21. Telegram From the Embassy in Iran to the Department of State0

1164. Eyes only for President and Secretary. From Harriman.1 Had some six hours conversation with Shah, the first third alone at his request and latter part at luncheon and after with Ambassadors Wailes and Zahedi. How much permanent value will result is hard to estimate, but Wailes agrees, and statement last night of Prime Minister indicates, Shah was highly pleased by discussion and message from you indicating [Page 45] your interest in supporting Iran as essential corridor to block Soviets’ advance into Middle East. Of course, I made no commitments as to amount of military and economic aid. I was able, however, to allay his fears that your statements about a new policy towards neutrals did not mean an encouragement to Iran to return to neutralism but referred only to countries which were unwilling to make issue and join military alliance. I fully agreed with his statement that he believes Iran would be lost if it attempted to adopt policy of neutralism. The Communists would infiltrate and eventually take over; whereas Iran’s role as strong partner of the West gives only hope for continued independence and prosperity for Iranian people. He explained his belief that Iran was only country in this part of world (with the possible exception of Iraq) that had economic potential to develop European standard of living, since it is underpopulated and has great potential with natural resources including enormous expandable irrigated lands. Iran could be example of what West could do against Communist claims. All of these developments, of course, require large investments. The Shah asks that we give him a helping hand in three areas: (1) his well-known request for military aid; (2) economic and technical aid including Shiraz University (Shah is committed to continue expansion education which has made great progress since my last visit); (3) influence on oil companies for greater percentage of market (Kuwait’s sale 50 percent greater than Iran’s burns him up).
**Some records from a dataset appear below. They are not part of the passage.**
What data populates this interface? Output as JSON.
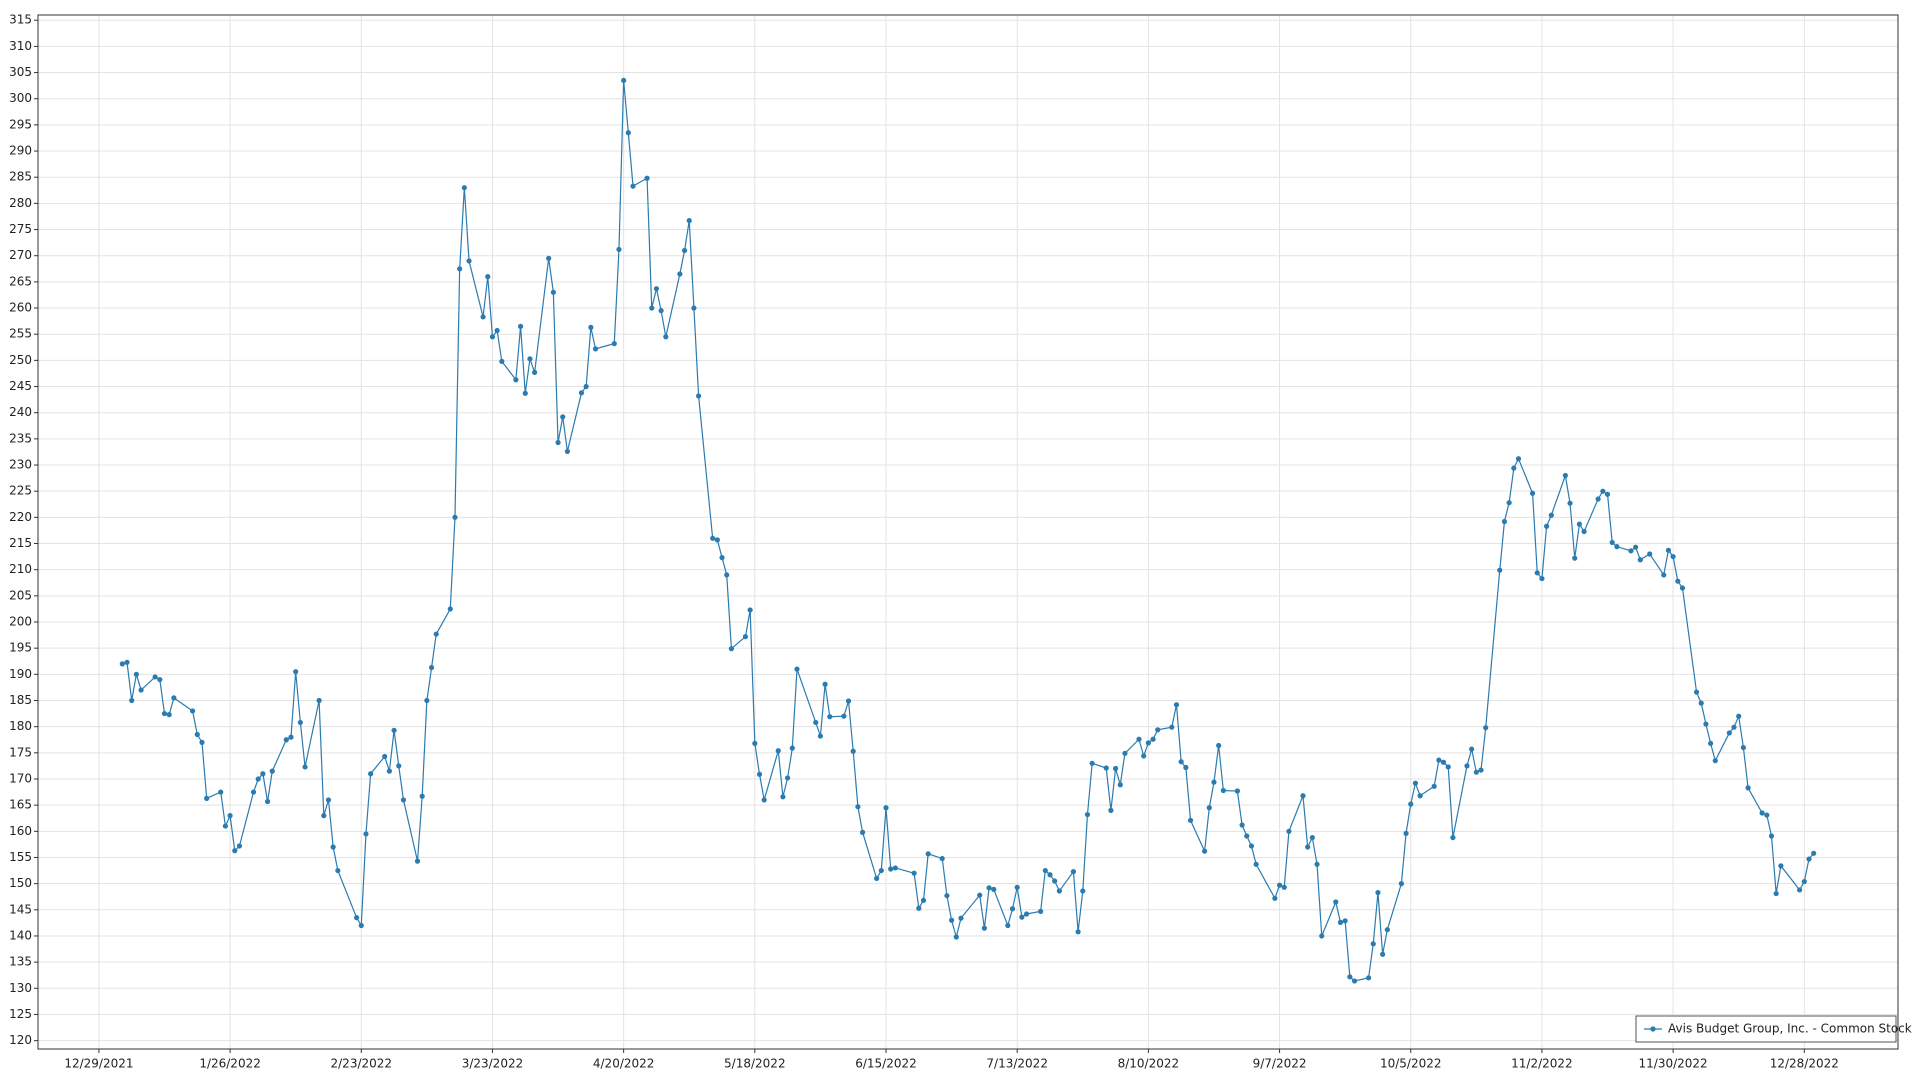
{
  "chart_data": {
    "type": "line",
    "legend": "lower right",
    "grid": true,
    "xlim": [
      "12/16/2021",
      "1/17/2023"
    ],
    "xticks": [
      "12/29/2021",
      "1/26/2022",
      "2/23/2022",
      "3/23/2022",
      "4/20/2022",
      "5/18/2022",
      "6/15/2022",
      "7/13/2022",
      "8/10/2022",
      "9/7/2022",
      "10/5/2022",
      "11/2/2022",
      "11/30/2022",
      "12/28/2022"
    ],
    "ylim": [
      118.4,
      316
    ],
    "yticks": [
      120,
      125,
      130,
      135,
      140,
      145,
      150,
      155,
      160,
      165,
      170,
      175,
      180,
      185,
      190,
      195,
      200,
      205,
      210,
      215,
      220,
      225,
      230,
      235,
      240,
      245,
      250,
      255,
      260,
      265,
      270,
      275,
      280,
      285,
      290,
      295,
      300,
      305,
      310,
      315
    ],
    "x": [
      "1/3/2022",
      "1/4/2022",
      "1/5/2022",
      "1/6/2022",
      "1/7/2022",
      "1/10/2022",
      "1/11/2022",
      "1/12/2022",
      "1/13/2022",
      "1/14/2022",
      "1/18/2022",
      "1/19/2022",
      "1/20/2022",
      "1/21/2022",
      "1/24/2022",
      "1/25/2022",
      "1/26/2022",
      "1/27/2022",
      "1/28/2022",
      "1/31/2022",
      "2/1/2022",
      "2/2/2022",
      "2/3/2022",
      "2/4/2022",
      "2/7/2022",
      "2/8/2022",
      "2/9/2022",
      "2/10/2022",
      "2/11/2022",
      "2/14/2022",
      "2/15/2022",
      "2/16/2022",
      "2/17/2022",
      "2/18/2022",
      "2/22/2022",
      "2/23/2022",
      "2/24/2022",
      "2/25/2022",
      "2/28/2022",
      "3/1/2022",
      "3/2/2022",
      "3/3/2022",
      "3/4/2022",
      "3/7/2022",
      "3/8/2022",
      "3/9/2022",
      "3/10/2022",
      "3/11/2022",
      "3/14/2022",
      "3/15/2022",
      "3/16/2022",
      "3/17/2022",
      "3/18/2022",
      "3/21/2022",
      "3/22/2022",
      "3/23/2022",
      "3/24/2022",
      "3/25/2022",
      "3/28/2022",
      "3/29/2022",
      "3/30/2022",
      "3/31/2022",
      "4/1/2022",
      "4/4/2022",
      "4/5/2022",
      "4/6/2022",
      "4/7/2022",
      "4/8/2022",
      "4/11/2022",
      "4/12/2022",
      "4/13/2022",
      "4/14/2022",
      "4/18/2022",
      "4/19/2022",
      "4/20/2022",
      "4/21/2022",
      "4/22/2022",
      "4/25/2022",
      "4/26/2022",
      "4/27/2022",
      "4/28/2022",
      "4/29/2022",
      "5/2/2022",
      "5/3/2022",
      "5/4/2022",
      "5/5/2022",
      "5/6/2022",
      "5/9/2022",
      "5/10/2022",
      "5/11/2022",
      "5/12/2022",
      "5/13/2022",
      "5/16/2022",
      "5/17/2022",
      "5/18/2022",
      "5/19/2022",
      "5/20/2022",
      "5/23/2022",
      "5/24/2022",
      "5/25/2022",
      "5/26/2022",
      "5/27/2022",
      "5/31/2022",
      "6/1/2022",
      "6/2/2022",
      "6/3/2022",
      "6/6/2022",
      "6/7/2022",
      "6/8/2022",
      "6/9/2022",
      "6/10/2022",
      "6/13/2022",
      "6/14/2022",
      "6/15/2022",
      "6/16/2022",
      "6/17/2022",
      "6/21/2022",
      "6/22/2022",
      "6/23/2022",
      "6/24/2022",
      "6/27/2022",
      "6/28/2022",
      "6/29/2022",
      "6/30/2022",
      "7/1/2022",
      "7/5/2022",
      "7/6/2022",
      "7/7/2022",
      "7/8/2022",
      "7/11/2022",
      "7/12/2022",
      "7/13/2022",
      "7/14/2022",
      "7/15/2022",
      "7/18/2022",
      "7/19/2022",
      "7/20/2022",
      "7/21/2022",
      "7/22/2022",
      "7/25/2022",
      "7/26/2022",
      "7/27/2022",
      "7/28/2022",
      "7/29/2022",
      "8/1/2022",
      "8/2/2022",
      "8/3/2022",
      "8/4/2022",
      "8/5/2022",
      "8/8/2022",
      "8/9/2022",
      "8/10/2022",
      "8/11/2022",
      "8/12/2022",
      "8/15/2022",
      "8/16/2022",
      "8/17/2022",
      "8/18/2022",
      "8/19/2022",
      "8/22/2022",
      "8/23/2022",
      "8/24/2022",
      "8/25/2022",
      "8/26/2022",
      "8/29/2022",
      "8/30/2022",
      "8/31/2022",
      "9/1/2022",
      "9/2/2022",
      "9/6/2022",
      "9/7/2022",
      "9/8/2022",
      "9/9/2022",
      "9/12/2022",
      "9/13/2022",
      "9/14/2022",
      "9/15/2022",
      "9/16/2022",
      "9/19/2022",
      "9/20/2022",
      "9/21/2022",
      "9/22/2022",
      "9/23/2022",
      "9/26/2022",
      "9/27/2022",
      "9/28/2022",
      "9/29/2022",
      "9/30/2022",
      "10/3/2022",
      "10/4/2022",
      "10/5/2022",
      "10/6/2022",
      "10/7/2022",
      "10/10/2022",
      "10/11/2022",
      "10/12/2022",
      "10/13/2022",
      "10/14/2022",
      "10/17/2022",
      "10/18/2022",
      "10/19/2022",
      "10/20/2022",
      "10/21/2022",
      "10/24/2022",
      "10/25/2022",
      "10/26/2022",
      "10/27/2022",
      "10/28/2022",
      "10/31/2022",
      "11/1/2022",
      "11/2/2022",
      "11/3/2022",
      "11/4/2022",
      "11/7/2022",
      "11/8/2022",
      "11/9/2022",
      "11/10/2022",
      "11/11/2022",
      "11/14/2022",
      "11/15/2022",
      "11/16/2022",
      "11/17/2022",
      "11/18/2022",
      "11/21/2022",
      "11/22/2022",
      "11/23/2022",
      "11/25/2022",
      "11/28/2022",
      "11/29/2022",
      "11/30/2022",
      "12/1/2022",
      "12/2/2022",
      "12/5/2022",
      "12/6/2022",
      "12/7/2022",
      "12/8/2022",
      "12/9/2022",
      "12/12/2022",
      "12/13/2022",
      "12/14/2022",
      "12/15/2022",
      "12/16/2022",
      "12/19/2022",
      "12/20/2022",
      "12/21/2022",
      "12/22/2022",
      "12/23/2022",
      "12/27/2022",
      "12/28/2022",
      "12/29/2022",
      "12/30/2022"
    ],
    "series": [
      {
        "name": "Avis Budget Group, Inc. - Common Stock",
        "color": "#2b7bb0",
        "values": [
          192,
          192.3,
          185,
          190,
          187,
          189.5,
          189,
          182.5,
          182.3,
          185.5,
          183,
          178.5,
          177,
          166.3,
          167.5,
          161,
          163,
          156.3,
          157.2,
          167.5,
          170,
          171,
          165.7,
          171.5,
          177.5,
          178,
          190.5,
          180.8,
          172.3,
          185,
          163,
          166,
          157,
          152.5,
          143.5,
          142,
          159.5,
          171,
          174.3,
          171.5,
          179.3,
          172.5,
          166,
          154.3,
          166.7,
          185,
          191.3,
          197.7,
          202.5,
          220,
          267.5,
          283,
          269,
          258.3,
          266,
          254.5,
          255.7,
          249.8,
          246.3,
          256.5,
          243.7,
          250.3,
          247.7,
          269.5,
          263,
          234.3,
          239.2,
          232.6,
          243.8,
          245,
          256.3,
          252.2,
          253.2,
          271.2,
          303.5,
          293.5,
          283.3,
          284.8,
          260,
          263.7,
          259.5,
          254.5,
          266.5,
          271,
          276.7,
          260,
          243.2,
          216,
          215.7,
          212.3,
          209,
          194.9,
          197.2,
          202.3,
          176.8,
          170.9,
          166,
          175.4,
          166.6,
          170.2,
          175.9,
          191,
          180.8,
          178.2,
          188.1,
          181.9,
          182,
          184.9,
          175.3,
          164.7,
          159.8,
          151,
          152.5,
          164.5,
          152.8,
          153,
          152,
          145.3,
          146.8,
          155.7,
          154.8,
          147.7,
          143,
          139.8,
          143.4,
          147.8,
          141.5,
          149.2,
          148.9,
          142,
          145.2,
          149.3,
          143.6,
          144.2,
          144.7,
          152.5,
          151.7,
          150.5,
          148.6,
          152.3,
          140.8,
          148.6,
          163.2,
          173,
          172.1,
          164,
          172,
          168.9,
          174.9,
          177.6,
          174.4,
          176.9,
          177.6,
          179.4,
          179.9,
          184.2,
          173.3,
          172.2,
          162.1,
          156.2,
          164.5,
          169.4,
          176.4,
          167.8,
          167.7,
          161.2,
          159.1,
          157.2,
          153.7,
          147.2,
          149.7,
          149.3,
          160,
          166.8,
          157,
          158.8,
          153.7,
          140,
          146.5,
          142.6,
          142.9,
          132.2,
          131.4,
          132,
          138.5,
          148.3,
          136.5,
          141.2,
          150,
          159.6,
          165.2,
          169.2,
          166.8,
          168.6,
          173.6,
          173.2,
          172.3,
          158.8,
          172.5,
          175.7,
          171.3,
          171.7,
          179.8,
          209.9,
          219.2,
          222.8,
          229.4,
          231.2,
          224.6,
          209.4,
          208.3,
          218.3,
          220.4,
          228,
          222.7,
          212.2,
          218.7,
          217.3,
          223.5,
          225,
          224.4,
          215.2,
          214.4,
          213.6,
          214.3,
          211.9,
          213,
          209,
          213.7,
          212.5,
          207.8,
          206.5,
          186.6,
          184.5,
          180.5,
          176.8,
          173.5,
          178.8,
          179.9,
          182,
          176,
          168.3,
          163.5,
          163.1,
          159.1,
          148.1,
          153.4,
          148.8,
          150.4,
          154.7,
          155.8
        ]
      }
    ]
  }
}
He told me British Foreign Secretary Home had last week promised to help induce oil companies to recognize political importance of Iran. He insists that we should do the same. He maintains that if oil sales are increased, it would, thereby, reduce his needs to beg aid from us. He is unhappy that most all our allies belong to pacts of which we are member and are thus directly guaranteed. He is not fully satisfied with Eisenhower Doctrine guarantee in bilateral agreement. He feels that if we were serious about CENTO, we would insist upon strategic defense plan which he claims decision has been constantly postponed by U.S. He states emphatically Iran would be better off if U.S. would make up its mind what its long-term aid policy would be and he could adjust his economic and military program to it. Wailes and I told him that his position in this regard made sense to us. I laid at rest his fears that you might be making some special deal with Khrushchev which would leave him out on a limb and I gave him definite assurances that you would never do this without prior consultation. I explained your general attitude towards negotiations with Khrushchev.

Almost every part of the world came up for discussion and he seemed to be pleased to be able to discuss his views with us. He explained why it had been necessary for him to have a cabinet of technicians but expressed a desire to work towards political ministers with [Page 46] more responsibility towards Majlis. In recent new shuffle of Cabinet, he stated that he had given orders to his new Ministers to fight corruption and specifically to the Finance Minister to be tough in collecting more income taxes and to live up to stabilization agreement

He explained that the Prime Minister’s visit to Moscow, to take place in late April or early May, was purely gesture of good will. The Foreign Minister would not accompany him in order to avoid discussion of political commitments. The Trade Minister would probably accompany him. He asked me to assure you that you could count on his complete loyalty to the West and the Iranian hope to play an increasingly important role in strengthening the West against Kremlin and Peking aggression.

I am impressed with progress that has been made in ten years since I have been here both in economic progress and in administration in which, however, there remains much to be desired. Will discuss further details on return.2

Wailes
  1. Source: Department of State, Central Files, 888.00/3–1461. Secret.
  2. On February 24, the Department of State instructed the Embassy in Tehran to inform the Shah that Harriman would be able to visit Tehran between March 12 and 14 following stops in several European countries, if the Shah wished to issue an invitation. The Department explained: “Highest levels in Washington have been concerned by the flagging morale of Shah in recent months and we believe it would be useful for Harriman to proceed to Tehran with personal greetings of President and to have general exchange of views with Shah without, of course, making any definite program commitments. Harriman has had close association with Shah in past.” (Ibid., 123-Harriman, W. Averell)
  3. The Embassy in Tehran reported to the Department of State on March 15 that Harriman’s visit had been very successful. Members of the Iranian Government were very pleased and media coverage was favorable. National front and dissident elements had delivered several unsigned letters highly critical of the regime, which the Embassy had returned because, “in our opinion, any alleged contact which could be used by these people would materially weaken desired effect of visit.” (Ibid.)